You are now in charge of the vaccine distribution program of your state or province. What are you going to do?
You have:
- an unknown timeline
- a very fuzzy success definition
- an undefined budget
- an array of stakeholders
- most likely confusion as to who the sponsor is
- a huge client base very anxious about your progress
- an ever-watchful press on you every day.
I am not sure we could find a more visible, critical and large-scale project/program than this to consider an Agile approach. Or maybe you have a different idea?
This week I want to do something very different in this space. I am not the right person to layout your first 90 days. Maybe you are. Or maybe we all are and with our combined brains, we could figure out a solid, fair, logical, and Agile approach
Here is my challenge to all of you.
You are now in charge of the vaccine distribution program. What does the first 90 days look like? What are you going to do? Who are you going to meet? How are you going to lay this out for everyone? Will you use Agile, straight Waterfall or a hybrid??
I look forward to any and every submission.
RULES! Yes, we have to have rules, or this will get unreadable – 300 words only. Keep it to the executive summary level only.

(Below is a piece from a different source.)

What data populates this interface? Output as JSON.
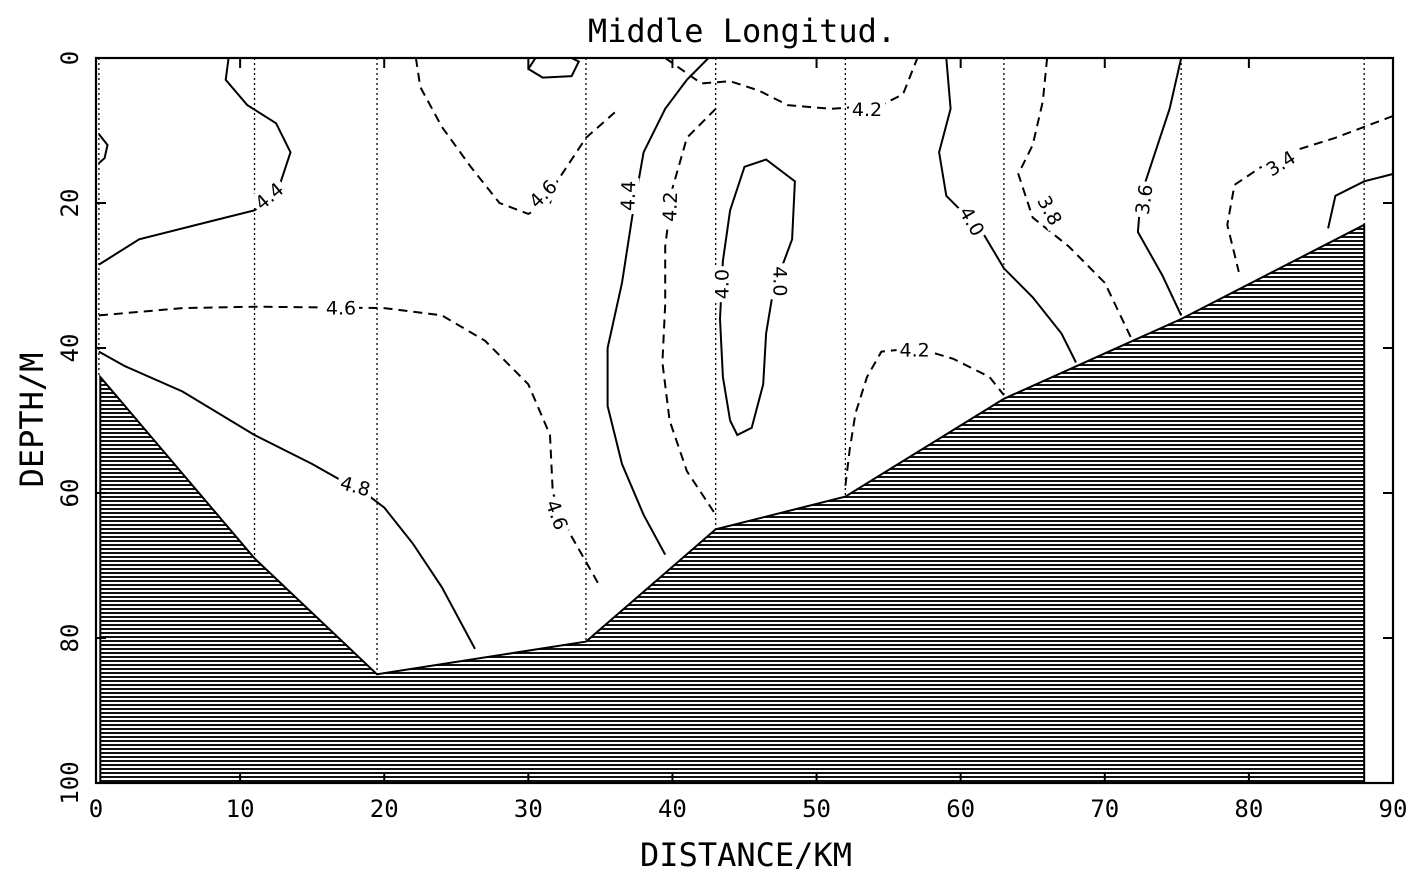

I have created a Linkedin post for this. https://www.linkedin.com/posts/davidbarrettca_you-are-now-in-charge-of-the-vaccine-distribution-activity-6739928007693086720-xXin
Let’s use that to respond. If you are not on Linkedin, leave a comment on this post.

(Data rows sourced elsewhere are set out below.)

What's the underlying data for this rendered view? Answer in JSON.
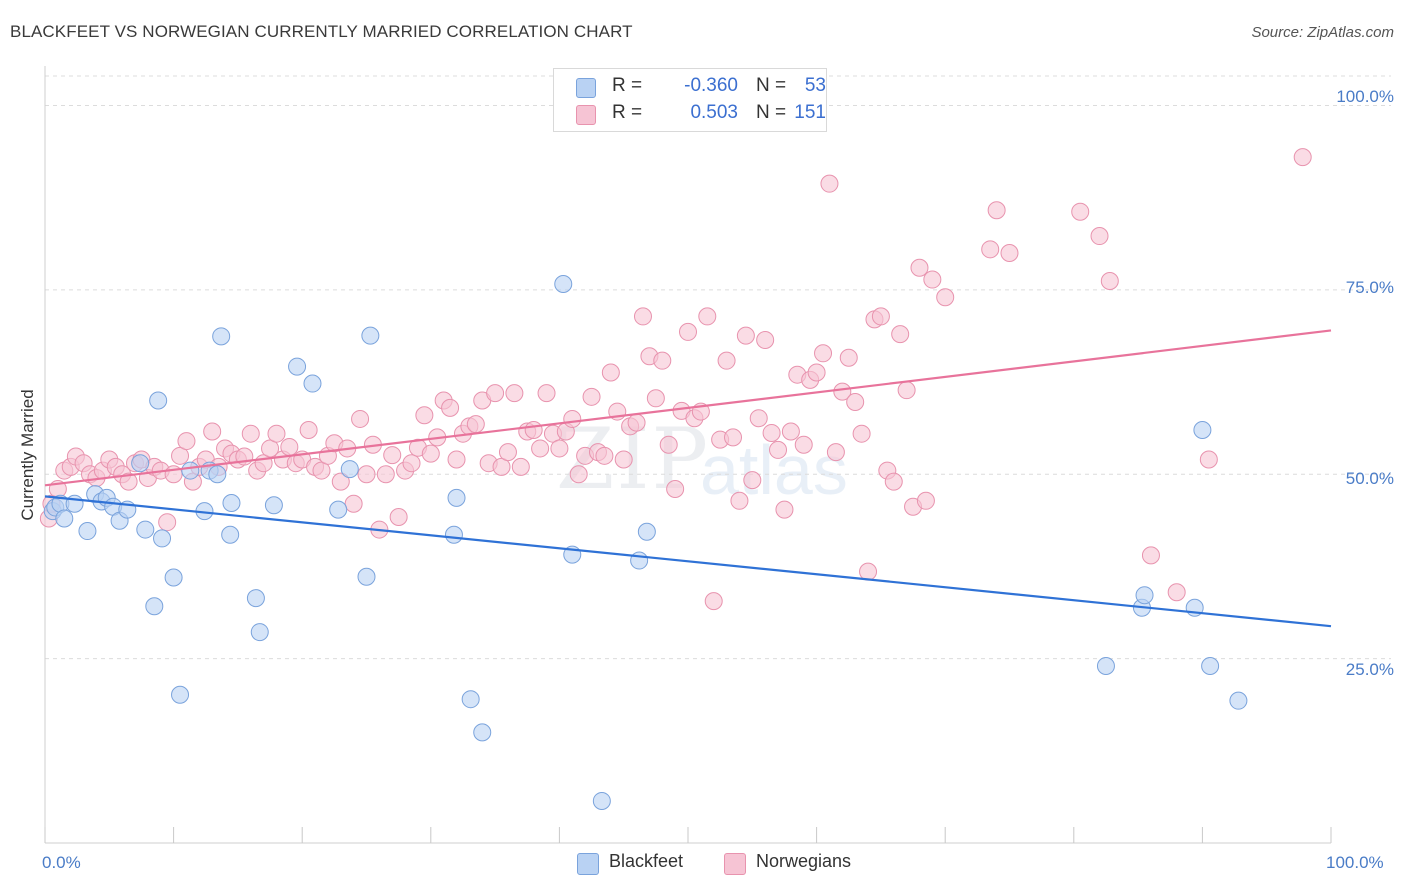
{
  "title": "BLACKFEET VS NORWEGIAN CURRENTLY MARRIED CORRELATION CHART",
  "source": "Source: ZipAtlas.com",
  "watermark": "ZIP",
  "watermark2": "atlas",
  "legend": {
    "r_label": "R =",
    "n_label": "N =",
    "rows": [
      {
        "name": "Blackfeet",
        "r": "-0.360",
        "n": "53"
      },
      {
        "name": "Norwegians",
        "r": "0.503",
        "n": "151"
      }
    ]
  },
  "colors": {
    "blackfeet_fill": "#b9d2f3",
    "blackfeet_stroke": "#7aa3dc",
    "blackfeet_line": "#2f72d6",
    "norwegians_fill": "#f6c4d4",
    "norwegians_stroke": "#e893ae",
    "norwegians_line": "#e8739b",
    "tick_text": "#4a7cc7"
  },
  "chart_data": {
    "type": "scatter",
    "title": "BLACKFEET VS NORWEGIAN CURRENTLY MARRIED CORRELATION CHART",
    "xlabel": "",
    "ylabel": "Currently Married",
    "xlim": [
      0,
      100
    ],
    "ylim": [
      0,
      104
    ],
    "x_tick_labels": [
      "0.0%",
      "100.0%"
    ],
    "y_ticks": [
      25,
      50,
      75,
      100
    ],
    "y_tick_labels": [
      "25.0%",
      "50.0%",
      "75.0%",
      "100.0%"
    ],
    "grid": true,
    "series": [
      {
        "name": "Blackfeet",
        "trend": {
          "x0": 0,
          "y0": 47.0,
          "x1": 100,
          "y1": 29.4
        },
        "points": [
          [
            0.6,
            45
          ],
          [
            0.8,
            45.5
          ],
          [
            1.2,
            46
          ],
          [
            1.5,
            44
          ],
          [
            2.3,
            46
          ],
          [
            3.3,
            42.3
          ],
          [
            3.9,
            47.3
          ],
          [
            4.4,
            46.3
          ],
          [
            4.8,
            46.8
          ],
          [
            5.3,
            45.6
          ],
          [
            5.8,
            43.7
          ],
          [
            6.4,
            45.2
          ],
          [
            7.4,
            51.5
          ],
          [
            7.8,
            42.5
          ],
          [
            8.5,
            32.1
          ],
          [
            8.8,
            60
          ],
          [
            9.1,
            41.3
          ],
          [
            10,
            36
          ],
          [
            10.5,
            20.1
          ],
          [
            11.3,
            50.5
          ],
          [
            12.4,
            45
          ],
          [
            12.8,
            50.5
          ],
          [
            13.4,
            50
          ],
          [
            13.7,
            68.7
          ],
          [
            14.4,
            41.8
          ],
          [
            14.5,
            46.1
          ],
          [
            16.4,
            33.2
          ],
          [
            16.7,
            28.6
          ],
          [
            17.8,
            45.8
          ],
          [
            19.6,
            64.6
          ],
          [
            20.8,
            62.3
          ],
          [
            22.8,
            45.2
          ],
          [
            23.7,
            50.7
          ],
          [
            25,
            36.1
          ],
          [
            25.3,
            68.8
          ],
          [
            31.8,
            41.8
          ],
          [
            32,
            46.8
          ],
          [
            33.1,
            19.5
          ],
          [
            34,
            15
          ],
          [
            40.3,
            75.8
          ],
          [
            41,
            39.1
          ],
          [
            43.3,
            5.7
          ],
          [
            46.2,
            38.3
          ],
          [
            46.8,
            42.2
          ],
          [
            82.5,
            24
          ],
          [
            85.3,
            31.9
          ],
          [
            85.5,
            33.6
          ],
          [
            89.4,
            31.9
          ],
          [
            90,
            56
          ],
          [
            90.6,
            24
          ],
          [
            92.8,
            19.3
          ]
        ]
      },
      {
        "name": "Norwegians",
        "trend": {
          "x0": 0,
          "y0": 48.5,
          "x1": 100,
          "y1": 69.5
        },
        "points": [
          [
            0.3,
            44
          ],
          [
            0.5,
            46
          ],
          [
            1,
            48
          ],
          [
            1.5,
            50.5
          ],
          [
            2,
            51
          ],
          [
            2.4,
            52.4
          ],
          [
            3,
            51.5
          ],
          [
            3.5,
            50
          ],
          [
            4,
            49.5
          ],
          [
            4.5,
            50.5
          ],
          [
            5,
            52
          ],
          [
            5.5,
            51
          ],
          [
            6,
            50
          ],
          [
            6.5,
            49
          ],
          [
            7,
            51.5
          ],
          [
            7.5,
            52
          ],
          [
            8,
            49.5
          ],
          [
            8.5,
            51
          ],
          [
            9,
            50.5
          ],
          [
            9.5,
            43.5
          ],
          [
            10,
            50
          ],
          [
            10.5,
            52.5
          ],
          [
            11,
            54.5
          ],
          [
            11.5,
            49
          ],
          [
            12,
            51
          ],
          [
            12.5,
            52
          ],
          [
            13,
            55.8
          ],
          [
            13.5,
            51
          ],
          [
            14,
            53.5
          ],
          [
            14.5,
            52.8
          ],
          [
            15,
            52
          ],
          [
            15.5,
            52.4
          ],
          [
            16,
            55.5
          ],
          [
            16.5,
            50.5
          ],
          [
            17,
            51.5
          ],
          [
            17.5,
            53.5
          ],
          [
            18,
            55.5
          ],
          [
            18.5,
            52
          ],
          [
            19,
            53.7
          ],
          [
            19.5,
            51.5
          ],
          [
            20,
            52
          ],
          [
            20.5,
            56
          ],
          [
            21,
            51
          ],
          [
            21.5,
            50.5
          ],
          [
            22,
            52.5
          ],
          [
            22.5,
            54.2
          ],
          [
            23,
            49
          ],
          [
            23.5,
            53.5
          ],
          [
            24,
            46
          ],
          [
            24.5,
            57.5
          ],
          [
            25,
            50
          ],
          [
            25.5,
            54
          ],
          [
            26,
            42.5
          ],
          [
            26.5,
            50
          ],
          [
            27,
            52.6
          ],
          [
            27.5,
            44.2
          ],
          [
            28,
            50.5
          ],
          [
            28.5,
            51.5
          ],
          [
            29,
            53.6
          ],
          [
            29.5,
            58
          ],
          [
            30,
            52.8
          ],
          [
            30.5,
            55
          ],
          [
            31,
            60
          ],
          [
            31.5,
            59
          ],
          [
            32,
            52
          ],
          [
            32.5,
            55.5
          ],
          [
            33,
            56.5
          ],
          [
            33.5,
            56.8
          ],
          [
            34,
            60
          ],
          [
            34.5,
            51.5
          ],
          [
            35,
            61
          ],
          [
            35.5,
            51
          ],
          [
            36,
            53
          ],
          [
            36.5,
            61
          ],
          [
            37,
            51
          ],
          [
            37.5,
            55.8
          ],
          [
            38,
            56
          ],
          [
            38.5,
            53.5
          ],
          [
            39,
            61
          ],
          [
            39.5,
            55.5
          ],
          [
            40,
            53.5
          ],
          [
            40.5,
            55.8
          ],
          [
            41,
            57.5
          ],
          [
            41.5,
            50
          ],
          [
            42,
            52.5
          ],
          [
            42.5,
            60.5
          ],
          [
            43,
            53
          ],
          [
            43.5,
            52.5
          ],
          [
            44,
            63.8
          ],
          [
            44.5,
            58.5
          ],
          [
            45,
            52
          ],
          [
            45.5,
            56.5
          ],
          [
            46,
            57
          ],
          [
            46.5,
            71.4
          ],
          [
            47,
            66
          ],
          [
            47.5,
            60.3
          ],
          [
            48,
            65.4
          ],
          [
            48.5,
            54
          ],
          [
            49,
            48
          ],
          [
            49.5,
            58.6
          ],
          [
            50,
            69.3
          ],
          [
            50.5,
            57.6
          ],
          [
            51,
            58.5
          ],
          [
            51.5,
            71.4
          ],
          [
            52,
            32.8
          ],
          [
            52.5,
            54.7
          ],
          [
            53,
            65.4
          ],
          [
            53.5,
            55
          ],
          [
            54,
            46.4
          ],
          [
            54.5,
            68.8
          ],
          [
            55,
            49.2
          ],
          [
            55.5,
            57.6
          ],
          [
            56,
            68.2
          ],
          [
            56.5,
            55.6
          ],
          [
            57,
            53.3
          ],
          [
            57.5,
            45.2
          ],
          [
            58,
            55.8
          ],
          [
            58.5,
            63.5
          ],
          [
            59,
            54
          ],
          [
            59.5,
            62.8
          ],
          [
            60,
            63.8
          ],
          [
            60.5,
            66.4
          ],
          [
            61,
            89.4
          ],
          [
            61.5,
            53
          ],
          [
            62,
            61.2
          ],
          [
            62.5,
            65.8
          ],
          [
            63,
            59.8
          ],
          [
            63.5,
            55.5
          ],
          [
            64,
            36.8
          ],
          [
            64.5,
            71
          ],
          [
            65,
            71.4
          ],
          [
            65.5,
            50.5
          ],
          [
            66,
            49
          ],
          [
            66.5,
            69
          ],
          [
            67,
            61.4
          ],
          [
            67.5,
            45.6
          ],
          [
            68,
            78
          ],
          [
            68.5,
            46.4
          ],
          [
            69,
            76.4
          ],
          [
            70,
            74
          ],
          [
            73.5,
            80.5
          ],
          [
            74,
            85.8
          ],
          [
            75,
            80
          ],
          [
            80.5,
            85.6
          ],
          [
            82,
            82.3
          ],
          [
            82.8,
            76.2
          ],
          [
            86,
            39
          ],
          [
            88,
            34
          ],
          [
            90.5,
            52
          ],
          [
            97.8,
            93
          ]
        ]
      }
    ]
  }
}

Or submit using my email at dbarrett@solutionsnetwork.com
2 thoughts on “You Are Now in Charge of The Vaccine Distribution Program”
I believe the most logical and objective way to undertake this is to use a hybrid approach: determine priority levels for vaccine recipients while maintaining tight social bubbles until the population is vaccinated. In this very high-level summary, it’s assumed that vaccine quantity will be delivered to the province in waves (ie, cannot manufacture vaccine doses for all of province population at one time), will need to meet the numbers in each priority level to how much vaccine is available. Below is the (very general) priority list, each level will start to vaccinate people in the most populated areas of the province to the least populated. Some may overlap if quantities allow (Agile!):
#1: all healthcare workers (includes hospital staff, first responders, caregivers/staff of nursing homes, lab technicians).
#2: “essential service staff” for businesses (as per provincial guidelines to date)
#3: teachers
#4: gen pop that cannot work from home
#5: rest of population, focusing on older recipients first (invitational per census data)
Unknowns:
– if the vaccine works on already diagnosed/sick individuals. If it does, this population will become priority #2.
– If any level of government will mandate all residents be vaccinated
Will need to involve the below decision makers.
– Federal level Health Minister or their minions (how much vaccine and when, determine which labs can produce the vaccine)
– Provincial leadership (communicating to public, tech infrastructure funds & resources)
– Municipal leadership (bring the census numbers, communication to public, coordinate logistics within their division)
To determine numbers, use census data. Inform Priority level 1 vaccine recipients first. Set up sign up forms online for essential businesses and the general public to “register” their business/household for the vaccine. This should provide each priority level with a good quantity estimate to feedback to Federal level to schedule delivery.
Thanks Jennifer – well thought out in terms of priorites. I am very concerned about stakeholder expectations and changing deliverables. Communicating honestly and quickly will be imperative.